In 1987, Father Alberto Domingo, CMF, who had studied art in Spain, worked to restore the ornately painted interior which had begun deteriorating due to age. He earned the nickname “The Michelangelo of San Antonio” for lying on his back on the scaffolding while painting the ceiling, much like Michelangelo when he painted the Sistine Chapel. About his restoration work he said: “I don’t brag about it, it’s filled with mistakes. I tell you, I am not doing a work of art. It’s a work of love from the good Lord to the people. In reality, it’s just prayer.” Father Domingo was transferred to Los Angeles in 1989 and laborers were hired to finish the parts he could not before he departed for his new assignment. They had nearly completed the work when the arson occurred.
The original artist and time at which the church had been painted had been lost to time until recently. While Immaculate Heart of Mary Church was built in 1912 by Mr. Leo M. J. Dielmann, an architect who designed many churches around Texas, the interior did not receive its intricate decoration until 1944. A close reading of the parish’s chronicle revealed that a Mexican artist from Los Angeles by the name of Bartola was contracted in January of 1944 to decorate the inside of the church. Using stencils to intricately pattern the walls, he was able to finish the adornments in May of the same year.
Back in 1991, the restoration had to begin anew. For the first month after the fire, Mass was celebrated in the parish hall while the worst of the damage was cleaned up. Where the patterns were visible under the soot stains, the laborers put paintbrush to wall and restored by hand with no stencil to guide them.
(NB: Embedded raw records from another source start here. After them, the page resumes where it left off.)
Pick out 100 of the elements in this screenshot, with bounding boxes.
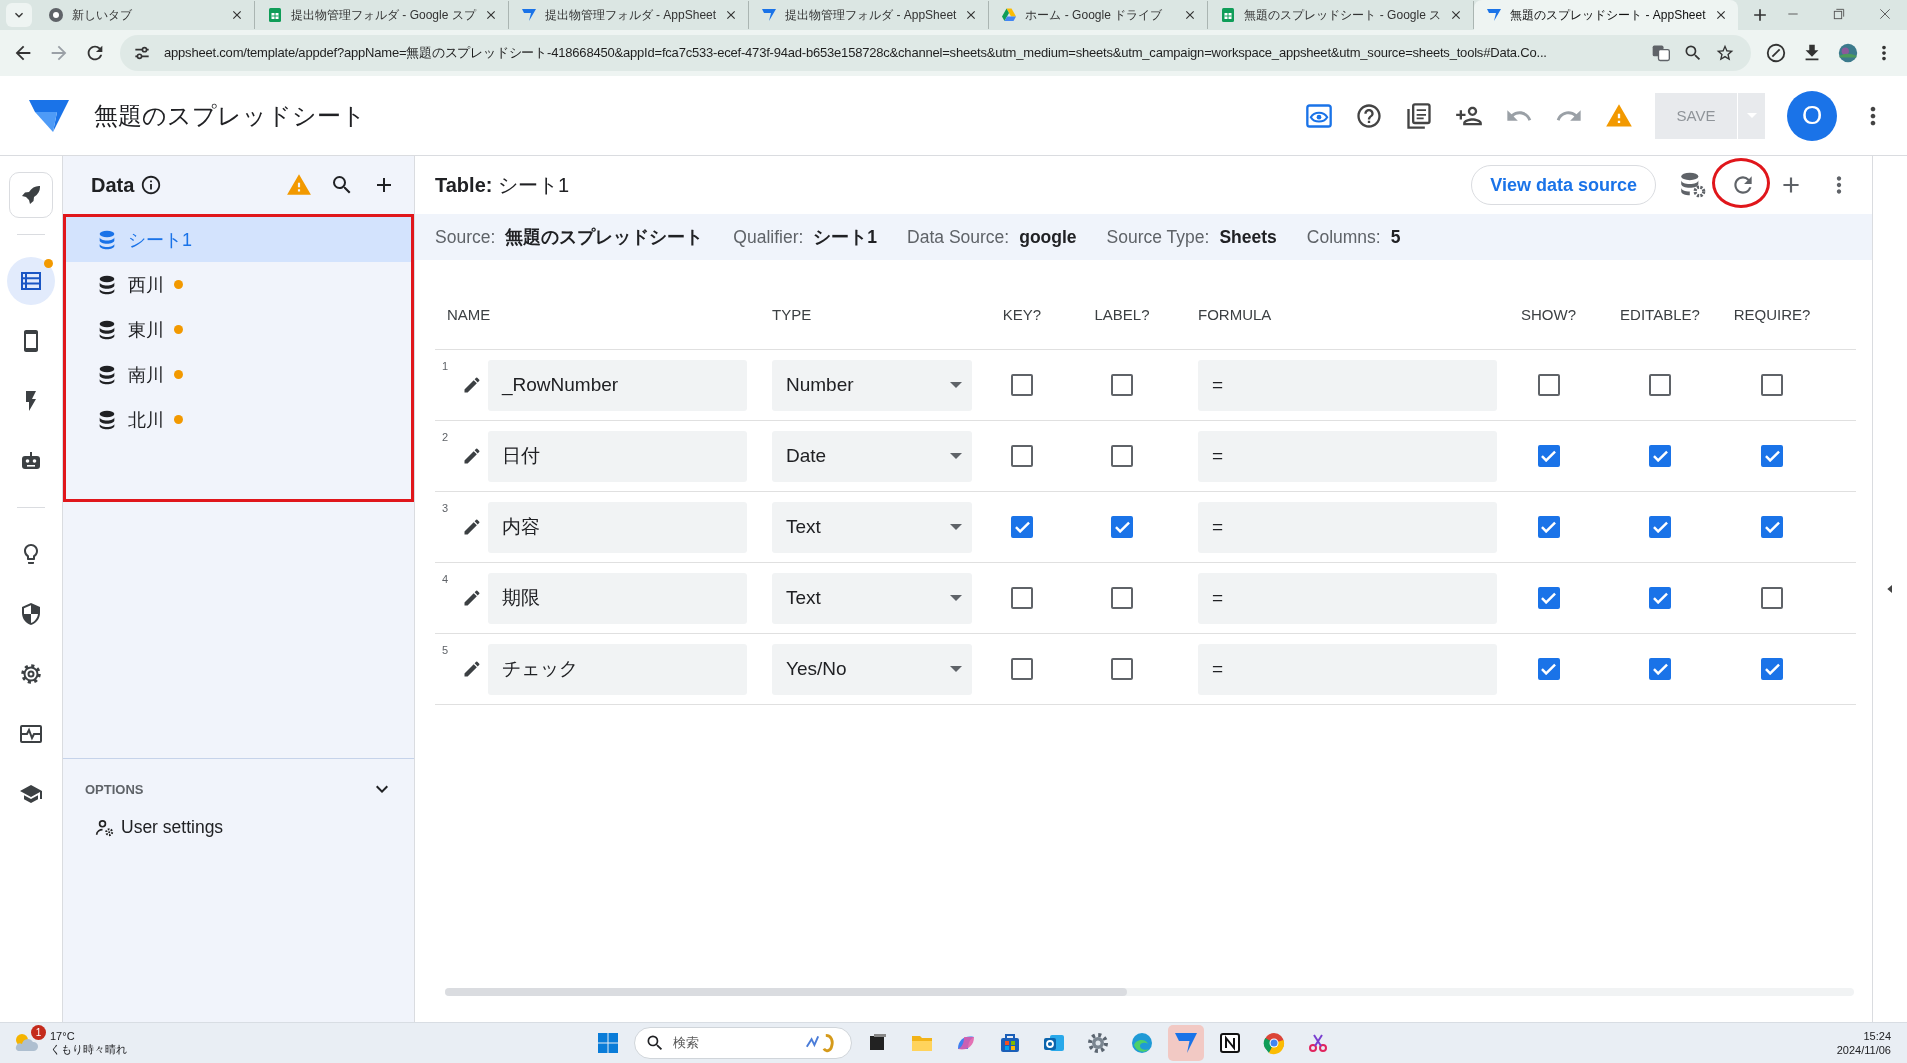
formula-field[interactable]: =	[1198, 359, 1497, 411]
table-list-item[interactable]: 南川	[66, 352, 411, 397]
logo-icon[interactable]	[28, 97, 70, 134]
clock-date: 2024/11/06	[1836, 1043, 1891, 1058]
nav-button[interactable]	[7, 257, 55, 305]
star-icon[interactable]	[1715, 43, 1735, 63]
column-header: TYPE	[772, 305, 813, 323]
checkbox[interactable]	[1761, 445, 1783, 467]
panel-title: Data	[91, 173, 135, 197]
checkbox[interactable]	[1761, 587, 1783, 609]
column-header: LABEL?	[1093, 305, 1151, 323]
check-icon	[1652, 521, 1668, 533]
type-dropdown[interactable]: Text	[772, 572, 972, 624]
help-icon[interactable]	[1355, 101, 1383, 130]
checkbox[interactable]	[1111, 658, 1133, 680]
check-icon	[1652, 450, 1668, 462]
checkbox[interactable]	[1111, 374, 1133, 396]
caret-icon	[950, 453, 962, 459]
checkbox[interactable]	[1111, 516, 1133, 538]
menu-item[interactable]: User settings	[95, 817, 394, 838]
table-icon	[19, 269, 43, 293]
close-icon[interactable]	[1877, 6, 1893, 22]
name-field[interactable]: 日付	[488, 430, 747, 482]
view-data-source-button[interactable]: View data source	[1471, 165, 1656, 205]
checkbox[interactable]	[1537, 516, 1560, 538]
documents-icon[interactable]	[1405, 101, 1433, 130]
browser-tab[interactable]: 無題のスプレッドシート - Google ス	[1208, 1, 1475, 29]
name-field[interactable]: 期限	[488, 572, 747, 624]
browser-tab[interactable]: ホーム - Google ドライブ	[989, 1, 1209, 29]
name-field[interactable]: 内容	[488, 501, 747, 553]
checkbox[interactable]	[1011, 587, 1033, 609]
spreadsheet-icon	[1220, 7, 1237, 23]
check-icon	[1764, 521, 1780, 533]
caret-icon	[950, 595, 962, 601]
table-list-item[interactable]: 東川	[66, 307, 411, 352]
search-field[interactable]: 検索	[634, 1027, 852, 1059]
circle-logo-icon	[1262, 1031, 1286, 1055]
formula-field[interactable]: =	[1198, 643, 1497, 695]
checkbox[interactable]	[1649, 658, 1671, 680]
name-field[interactable]: _RowNumber	[488, 359, 747, 411]
checkbox[interactable]	[1537, 587, 1560, 609]
tab-list-button[interactable]	[6, 3, 32, 27]
scrollbar-thumb[interactable]	[445, 988, 1127, 996]
check-icon	[1014, 521, 1030, 533]
account-avatar[interactable]: O	[1787, 90, 1837, 141]
logo-icon	[761, 7, 778, 23]
formula-field[interactable]: =	[1198, 430, 1497, 482]
address-bar[interactable]: appsheet.com/template/appdef?appName=無題のスプレッドシート-418668450&appId=fca7c533-ecef-473f-94ad-b653e158728c&channel=sheets&utm_medium=sheets&utm_campaign=workspace_appsheet&utm_source=sheets_tools#Data.Co...	[120, 35, 1751, 71]
column-header: NAME	[446, 305, 492, 323]
checkbox[interactable]	[1649, 445, 1671, 467]
database-settings-icon[interactable]	[1678, 170, 1708, 200]
formula-field[interactable]: =	[1198, 501, 1497, 553]
checkbox[interactable]	[1011, 374, 1033, 396]
type-dropdown[interactable]: Number	[772, 359, 972, 411]
checkbox[interactable]	[1537, 374, 1560, 396]
check-icon	[1652, 592, 1668, 604]
type-dropdown[interactable]: Yes/No	[772, 643, 972, 695]
browser-tab[interactable]: 提出物管理フォルダ - AppSheet	[749, 1, 990, 29]
checkbox[interactable]	[1761, 658, 1783, 680]
avatar-icon[interactable]	[1837, 42, 1859, 64]
checkbox[interactable]	[1011, 516, 1033, 538]
checkbox[interactable]	[1537, 445, 1560, 467]
search-icon	[645, 1033, 665, 1053]
table-list-item[interactable]: 北川	[66, 397, 411, 442]
checkbox[interactable]	[1761, 516, 1783, 538]
browser-tab[interactable]: 提出物管理フォルダ - Google スプ	[255, 1, 509, 29]
logo-icon	[1174, 1031, 1198, 1055]
spreadsheet-icon	[267, 7, 283, 23]
formula-field[interactable]: =	[1198, 572, 1497, 624]
person-gear-icon	[95, 817, 115, 838]
browser-tab[interactable]: 無題のスプレッドシート - AppSheet	[1474, 0, 1738, 30]
table-title: Table: シート1	[435, 172, 570, 198]
checkbox[interactable]	[1111, 587, 1133, 609]
nav-button[interactable]	[9, 172, 53, 218]
name-field[interactable]: チェック	[488, 643, 747, 695]
checkbox[interactable]	[1011, 445, 1033, 467]
type-dropdown[interactable]: Date	[772, 430, 972, 482]
zoom-icon[interactable]	[1683, 43, 1703, 63]
preview-icon[interactable]	[1305, 101, 1333, 130]
column-header: EDITABLE?	[1619, 305, 1701, 323]
checkbox[interactable]	[1761, 374, 1783, 396]
browser-tab[interactable]: 提出物管理フォルダ - AppSheet	[508, 1, 750, 29]
caret-icon	[950, 524, 962, 530]
checkbox[interactable]	[1537, 658, 1560, 680]
restore-icon[interactable]	[1831, 6, 1847, 22]
row-number: 3	[440, 502, 450, 514]
circle-logo-icon	[48, 7, 64, 23]
checkbox[interactable]	[1011, 658, 1033, 680]
translate-icon[interactable]	[1651, 43, 1671, 63]
checkbox[interactable]	[1111, 445, 1133, 467]
info-icon[interactable]	[140, 174, 163, 196]
type-dropdown[interactable]: Text	[772, 501, 972, 553]
checkbox[interactable]	[1649, 516, 1671, 538]
checkbox[interactable]	[1649, 587, 1671, 609]
rocket-icon	[19, 183, 43, 207]
info-label: Columns:	[1306, 226, 1381, 248]
checkbox[interactable]	[1649, 374, 1671, 396]
close-icon[interactable]	[230, 8, 244, 22]
table-list-item[interactable]: 西川	[66, 262, 411, 307]
browser-tab[interactable]: 新しいタブ	[36, 1, 255, 29]
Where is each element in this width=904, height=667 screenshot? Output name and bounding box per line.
A local restoration specialist was contracted to reconstruct the patterns where the fire had blackened the walls. And after years of painstaking work, the restoration was finally completed in 1994. Serendipitously, the parishioners were able to celebrate the rebirth of the church’s interior on Easter Sunday.
In the thirty years since, the ornate walls of Immaculate Heart of Mary Church have continued to serve as the backdrop to a resilient community on the southwest edge of downtown San Antonio.